A D.C. Superior Court jury awarded $476,000 yesterday to a Washington woman and her two young sons who were injured when the car the woman was driving was struck by a Metrobus in a Northwest intersection two years ago.
The jury also awarded $65,000 to two teen-agers whose mother, one of five passengers in the car, was fatally injured in the collision, which occurred at 11:30 p.m. at 12th and O streets NW May 9, 1976.
Another $2,978 was awarded by the jury to cover medical and funeral expenses for the dead woman, according to De Long Harris, an attorney for the woman's family.
In addition, the Washington Metropolitan Area Transit Authority, Principal defendant in the lawsuits, has agreed to pay another $111,500 to five other persons who were injured in the accident and whose damage claims were settled out of court, according to attorneys in the cases. Three of those injured persons were passengers on the bus, the attorneys said.

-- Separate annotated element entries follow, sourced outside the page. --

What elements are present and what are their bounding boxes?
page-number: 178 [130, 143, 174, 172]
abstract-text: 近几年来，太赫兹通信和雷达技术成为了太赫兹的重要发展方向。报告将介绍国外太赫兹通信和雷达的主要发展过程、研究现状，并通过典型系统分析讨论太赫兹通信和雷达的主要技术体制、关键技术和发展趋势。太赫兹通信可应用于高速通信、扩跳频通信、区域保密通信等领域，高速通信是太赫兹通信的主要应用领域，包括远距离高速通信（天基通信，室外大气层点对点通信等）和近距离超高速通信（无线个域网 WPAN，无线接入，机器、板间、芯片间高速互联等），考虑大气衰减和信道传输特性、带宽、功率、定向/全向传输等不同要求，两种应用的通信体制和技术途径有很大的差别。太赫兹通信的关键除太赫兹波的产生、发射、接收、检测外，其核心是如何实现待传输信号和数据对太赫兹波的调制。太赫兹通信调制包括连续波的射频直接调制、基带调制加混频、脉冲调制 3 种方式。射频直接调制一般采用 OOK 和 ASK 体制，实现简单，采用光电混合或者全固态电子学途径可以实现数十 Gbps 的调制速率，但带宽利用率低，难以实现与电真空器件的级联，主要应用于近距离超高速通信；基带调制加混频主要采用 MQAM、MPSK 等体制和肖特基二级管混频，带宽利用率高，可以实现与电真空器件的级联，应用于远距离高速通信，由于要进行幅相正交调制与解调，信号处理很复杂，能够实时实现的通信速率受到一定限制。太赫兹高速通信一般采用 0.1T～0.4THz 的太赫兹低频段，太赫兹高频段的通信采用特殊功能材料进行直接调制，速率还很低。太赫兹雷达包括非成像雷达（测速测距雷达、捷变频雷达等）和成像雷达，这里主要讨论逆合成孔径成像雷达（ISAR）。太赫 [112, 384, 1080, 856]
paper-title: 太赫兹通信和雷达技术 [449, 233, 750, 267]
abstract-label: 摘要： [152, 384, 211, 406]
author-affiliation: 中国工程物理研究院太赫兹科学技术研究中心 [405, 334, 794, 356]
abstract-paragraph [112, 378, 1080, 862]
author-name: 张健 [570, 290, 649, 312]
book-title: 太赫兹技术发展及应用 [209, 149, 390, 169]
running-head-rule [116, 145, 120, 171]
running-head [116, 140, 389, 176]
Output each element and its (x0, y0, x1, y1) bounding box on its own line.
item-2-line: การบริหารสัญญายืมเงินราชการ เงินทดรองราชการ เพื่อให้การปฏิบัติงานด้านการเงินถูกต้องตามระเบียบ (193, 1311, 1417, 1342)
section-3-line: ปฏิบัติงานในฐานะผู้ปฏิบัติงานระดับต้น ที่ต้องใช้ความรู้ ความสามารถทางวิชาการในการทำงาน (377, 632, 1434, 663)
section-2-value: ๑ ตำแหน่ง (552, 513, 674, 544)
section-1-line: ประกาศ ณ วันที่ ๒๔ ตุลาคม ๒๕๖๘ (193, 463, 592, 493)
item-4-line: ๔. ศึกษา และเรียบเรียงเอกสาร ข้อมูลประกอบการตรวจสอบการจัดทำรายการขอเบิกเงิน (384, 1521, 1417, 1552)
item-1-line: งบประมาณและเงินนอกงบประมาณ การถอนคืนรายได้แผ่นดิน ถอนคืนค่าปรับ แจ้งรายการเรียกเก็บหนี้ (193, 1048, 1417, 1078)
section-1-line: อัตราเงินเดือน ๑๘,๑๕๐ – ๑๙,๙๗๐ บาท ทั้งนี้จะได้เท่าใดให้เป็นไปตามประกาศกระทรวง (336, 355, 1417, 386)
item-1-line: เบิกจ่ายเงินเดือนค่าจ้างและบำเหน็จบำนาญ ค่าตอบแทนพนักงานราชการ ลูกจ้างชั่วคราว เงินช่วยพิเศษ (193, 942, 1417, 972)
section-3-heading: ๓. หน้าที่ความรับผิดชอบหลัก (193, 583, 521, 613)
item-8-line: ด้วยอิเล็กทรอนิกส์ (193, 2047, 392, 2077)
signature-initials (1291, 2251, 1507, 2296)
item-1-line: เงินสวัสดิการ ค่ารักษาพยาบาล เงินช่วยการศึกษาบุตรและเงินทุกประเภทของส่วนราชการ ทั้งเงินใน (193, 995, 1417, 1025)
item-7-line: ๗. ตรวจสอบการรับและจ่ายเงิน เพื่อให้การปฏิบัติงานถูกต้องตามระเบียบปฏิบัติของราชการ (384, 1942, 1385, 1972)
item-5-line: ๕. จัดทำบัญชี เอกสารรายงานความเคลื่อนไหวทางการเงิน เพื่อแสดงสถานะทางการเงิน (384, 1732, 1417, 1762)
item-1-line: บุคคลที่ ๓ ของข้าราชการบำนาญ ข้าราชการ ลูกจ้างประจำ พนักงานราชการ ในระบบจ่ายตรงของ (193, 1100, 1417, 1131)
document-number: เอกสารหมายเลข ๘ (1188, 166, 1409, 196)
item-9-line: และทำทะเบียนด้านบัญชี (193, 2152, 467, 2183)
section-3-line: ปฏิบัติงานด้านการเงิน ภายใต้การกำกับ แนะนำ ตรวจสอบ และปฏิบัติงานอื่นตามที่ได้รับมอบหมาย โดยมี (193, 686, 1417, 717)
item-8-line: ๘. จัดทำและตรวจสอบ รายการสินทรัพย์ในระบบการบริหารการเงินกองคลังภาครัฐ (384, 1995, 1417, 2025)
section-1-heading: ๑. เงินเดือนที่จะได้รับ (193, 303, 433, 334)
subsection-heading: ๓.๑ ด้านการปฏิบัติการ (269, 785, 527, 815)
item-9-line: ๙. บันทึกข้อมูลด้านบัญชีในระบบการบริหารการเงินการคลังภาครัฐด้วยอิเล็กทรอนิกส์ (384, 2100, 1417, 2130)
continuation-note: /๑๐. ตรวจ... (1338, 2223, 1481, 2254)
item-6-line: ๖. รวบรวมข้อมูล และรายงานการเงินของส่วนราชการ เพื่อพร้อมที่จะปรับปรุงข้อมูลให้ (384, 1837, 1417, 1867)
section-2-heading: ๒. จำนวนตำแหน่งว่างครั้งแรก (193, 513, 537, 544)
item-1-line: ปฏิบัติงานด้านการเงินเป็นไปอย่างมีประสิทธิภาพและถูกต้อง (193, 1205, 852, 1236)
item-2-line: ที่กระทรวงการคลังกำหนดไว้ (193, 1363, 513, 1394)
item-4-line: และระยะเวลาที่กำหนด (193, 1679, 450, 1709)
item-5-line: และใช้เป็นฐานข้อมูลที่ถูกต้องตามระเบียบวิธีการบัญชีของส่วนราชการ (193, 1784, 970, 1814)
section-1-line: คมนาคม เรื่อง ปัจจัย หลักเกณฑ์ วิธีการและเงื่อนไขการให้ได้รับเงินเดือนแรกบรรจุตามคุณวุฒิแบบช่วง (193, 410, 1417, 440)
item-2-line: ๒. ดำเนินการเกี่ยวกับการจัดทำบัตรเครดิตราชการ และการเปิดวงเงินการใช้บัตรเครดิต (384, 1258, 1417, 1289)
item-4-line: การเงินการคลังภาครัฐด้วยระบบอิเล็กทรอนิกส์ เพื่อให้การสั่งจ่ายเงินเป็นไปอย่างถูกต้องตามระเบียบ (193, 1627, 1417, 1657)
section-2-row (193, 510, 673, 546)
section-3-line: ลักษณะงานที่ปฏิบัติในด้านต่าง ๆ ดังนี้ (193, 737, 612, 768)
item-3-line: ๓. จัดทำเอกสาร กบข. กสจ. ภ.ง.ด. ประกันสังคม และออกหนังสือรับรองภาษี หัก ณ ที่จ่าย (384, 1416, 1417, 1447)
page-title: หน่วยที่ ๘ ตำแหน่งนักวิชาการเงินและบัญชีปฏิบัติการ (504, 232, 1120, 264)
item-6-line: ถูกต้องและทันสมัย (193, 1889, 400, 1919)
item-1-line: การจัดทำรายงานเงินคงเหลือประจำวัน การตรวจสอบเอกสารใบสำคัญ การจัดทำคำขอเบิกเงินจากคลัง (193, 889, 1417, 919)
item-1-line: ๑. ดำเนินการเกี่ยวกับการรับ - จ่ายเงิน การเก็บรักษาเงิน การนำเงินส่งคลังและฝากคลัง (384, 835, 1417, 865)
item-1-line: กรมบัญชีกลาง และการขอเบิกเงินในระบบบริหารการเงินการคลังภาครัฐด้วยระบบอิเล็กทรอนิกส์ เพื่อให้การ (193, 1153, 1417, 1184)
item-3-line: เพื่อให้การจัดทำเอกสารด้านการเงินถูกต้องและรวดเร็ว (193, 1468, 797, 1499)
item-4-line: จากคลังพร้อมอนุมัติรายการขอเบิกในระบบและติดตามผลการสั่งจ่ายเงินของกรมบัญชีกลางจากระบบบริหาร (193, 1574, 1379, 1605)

The jury deliberated 3 1/2 hours before awarding the driver of the car, Brenda E. Jones, a government clerk, $61,000 for hospital bills incurred as a result of the accident.
Jones' son Nathaniel, now about 7 1/2, who according to testimony at the trial suffered permanent brain damages as a result of the accident, was awarded $365,000 by the jury, according to Jones' attorney, Samuel Intrater.
A second son, Walter, now about 9 years old, was awarded $50,000 Intrater said. The child has since recovered from brain injuries resulting from the accident Intrater said.
Two other passengers in the car, Mabel Bland, 48, who is Jones' mother, and Bland's son, Antonio Kimbrough, 18, settled damage claims against WMATA outside of court for $95,000 and $5,000 respectively, according to their attorney, Samuel Lowe.
Lowe said that Bland suffered a fractured hip during the accident and that her son received facial lacerations.
Three male passengers on the bus who incurred less serious injuries settled damage claims out of court for a total of $11,500, their attorneys said.
The jury, which heard the case in two parts, first determined that the bus driver, Alvin Quinto Porch, then 24, was responsible for the accident.
According to lawyers in the case, the jury determined that while Mrs. Jones may have been negligent for not seeing the bus when she moved her car into the intersection, the bus driver was the principle cause of the accident because he did not attempt to stop the bus when he saw the car ahead of him.
That decision is based on the legal doctrine known as "last clear chance" which means, in this case, the bus driver had the last opportunity to avoid the accident, attorneys said.
When the question of liability was resolved, the same jury then heard testimony at a second trial about the amount of damages owed to the Joneses and the family of the dead woman Sarah Walltower, who had lived at 907 R St. NW. Judge George Herbert Goodrich presided at both trials.
WMATA attorneys said yesterday that they have not yet decide whether to appeal the jury awards.